As you plan for your retirement and paying for costs, you may want to build in a contingency for any LTC premiums that may increase over time. There are a few downsides to traditional policies, which include:

  • If your financial situation means you can’t continue the premiums, you’ll lose coverage when you need it most
  • Paying annual premiums means you may be subject to potential rate hikes
  • Unable to pinpoint the extent of benefits you’ll need, you could under or overinsure yourself

A hybrid policy potentially serves two different purposes

Hybrid policies serve the traditional long-term care coverage purpose, but also have a builtin death benefit (via a qualifying annuity or permanent life insurance). You can set up a linked-benefit policy which includes both insurance and death benefit or opt for a longterm care rider on your life insurance policy. One more option comes in the form of a chronic illness or critical illness rider,** which allows you to accelerate the death benefit to pay for care for the rest of your life.

There are four substantial advantages of a hybrid policy. Also, if you already have assets in place, you may be able to reallocate them into a long-term care vehicle.

1. Dual Purpose: Combine coverage for long-term care and a death benefit
2. Guarantees: Premiums will not increase
3. Flexibility: Payment premium plans come in either lump sum or annual
4. Tax Advantages: Existing assets can be converted via a 1035 exchange

When it comes to planning and living on a fixed income, it’s important to note that hybrid policies are sold with “fixed” or level premiums. There are a few downsides to hybrid policies, which include:

• A hybrid policy can be costly and could provide less coverage
• Using the death benefit as a payout can significantly reduce what you
leave to your heirs
• These policies aren’t eligible for partnerships (the spend-down needed to
qualify) with Medicaid

Similarities between traditional and hybrid policies

Both coverage types can be sold as indemnity or as reimbursement policies. Indemnity policies provide a cash benefit that you can spend as you see fit. Reimbursement policies require you to
submit receipts for your care and then reimburse the exact amounts that you paid on approved long-term care services.

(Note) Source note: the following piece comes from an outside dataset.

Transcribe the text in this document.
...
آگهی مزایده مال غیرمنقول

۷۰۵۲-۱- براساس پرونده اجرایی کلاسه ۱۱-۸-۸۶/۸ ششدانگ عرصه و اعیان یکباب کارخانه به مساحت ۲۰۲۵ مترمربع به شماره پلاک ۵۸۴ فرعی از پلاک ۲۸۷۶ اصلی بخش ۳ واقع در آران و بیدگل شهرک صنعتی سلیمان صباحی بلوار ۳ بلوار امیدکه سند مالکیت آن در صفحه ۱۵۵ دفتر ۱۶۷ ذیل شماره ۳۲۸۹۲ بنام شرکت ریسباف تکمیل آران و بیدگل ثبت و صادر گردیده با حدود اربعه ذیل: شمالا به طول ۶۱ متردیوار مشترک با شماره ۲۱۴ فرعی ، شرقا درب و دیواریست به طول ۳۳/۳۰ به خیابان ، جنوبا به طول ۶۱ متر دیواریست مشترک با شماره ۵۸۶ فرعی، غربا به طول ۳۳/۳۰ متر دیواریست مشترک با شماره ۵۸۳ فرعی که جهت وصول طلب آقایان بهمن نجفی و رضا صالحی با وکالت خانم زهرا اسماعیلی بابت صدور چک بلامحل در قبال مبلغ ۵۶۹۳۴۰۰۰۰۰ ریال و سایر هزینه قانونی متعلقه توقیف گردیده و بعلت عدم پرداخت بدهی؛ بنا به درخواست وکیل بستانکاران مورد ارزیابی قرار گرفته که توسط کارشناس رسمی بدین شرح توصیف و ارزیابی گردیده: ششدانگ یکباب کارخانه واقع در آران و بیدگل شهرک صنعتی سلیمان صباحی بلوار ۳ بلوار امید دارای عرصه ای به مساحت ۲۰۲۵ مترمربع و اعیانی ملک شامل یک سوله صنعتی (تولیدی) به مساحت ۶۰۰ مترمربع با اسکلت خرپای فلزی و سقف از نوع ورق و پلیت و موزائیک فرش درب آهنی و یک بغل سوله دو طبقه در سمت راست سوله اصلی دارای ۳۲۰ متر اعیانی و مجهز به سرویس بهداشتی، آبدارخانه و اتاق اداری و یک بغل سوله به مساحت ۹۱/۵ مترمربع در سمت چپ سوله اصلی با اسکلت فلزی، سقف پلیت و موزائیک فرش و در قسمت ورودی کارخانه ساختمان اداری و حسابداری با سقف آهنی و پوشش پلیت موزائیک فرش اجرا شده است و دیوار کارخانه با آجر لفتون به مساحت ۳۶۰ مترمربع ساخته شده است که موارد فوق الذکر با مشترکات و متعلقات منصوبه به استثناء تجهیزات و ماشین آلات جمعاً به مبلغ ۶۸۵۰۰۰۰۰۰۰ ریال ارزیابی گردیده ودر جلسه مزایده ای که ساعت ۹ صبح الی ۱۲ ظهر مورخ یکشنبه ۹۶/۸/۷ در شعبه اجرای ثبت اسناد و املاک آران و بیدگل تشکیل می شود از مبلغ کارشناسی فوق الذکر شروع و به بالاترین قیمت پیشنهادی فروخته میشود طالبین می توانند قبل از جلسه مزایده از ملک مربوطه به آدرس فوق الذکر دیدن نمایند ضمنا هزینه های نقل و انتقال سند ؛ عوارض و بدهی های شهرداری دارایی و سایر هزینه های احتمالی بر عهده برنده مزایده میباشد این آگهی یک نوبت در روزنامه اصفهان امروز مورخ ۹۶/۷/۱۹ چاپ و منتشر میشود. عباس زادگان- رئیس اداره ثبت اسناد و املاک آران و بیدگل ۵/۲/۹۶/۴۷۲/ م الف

Daily or monthly caps are typically placed on all long-term care insurance policies, and they determine how much can be paid over a given time period

The benefit period specifies the number of years you can receive your allowed maximum.

The benefit pool/lifetime maximum is the maximum amount of money you can be paid in benefits for the entire time you own the policy. The daily/monthly benefit is paid out until the benefit pool is exhausted and/or until the end of the benefit period is reached.

An elimination period is the time designated before the policy begins paying for your long-term care. You’ll pay for your long-term care during the elimination period, and the insurance company steps in after.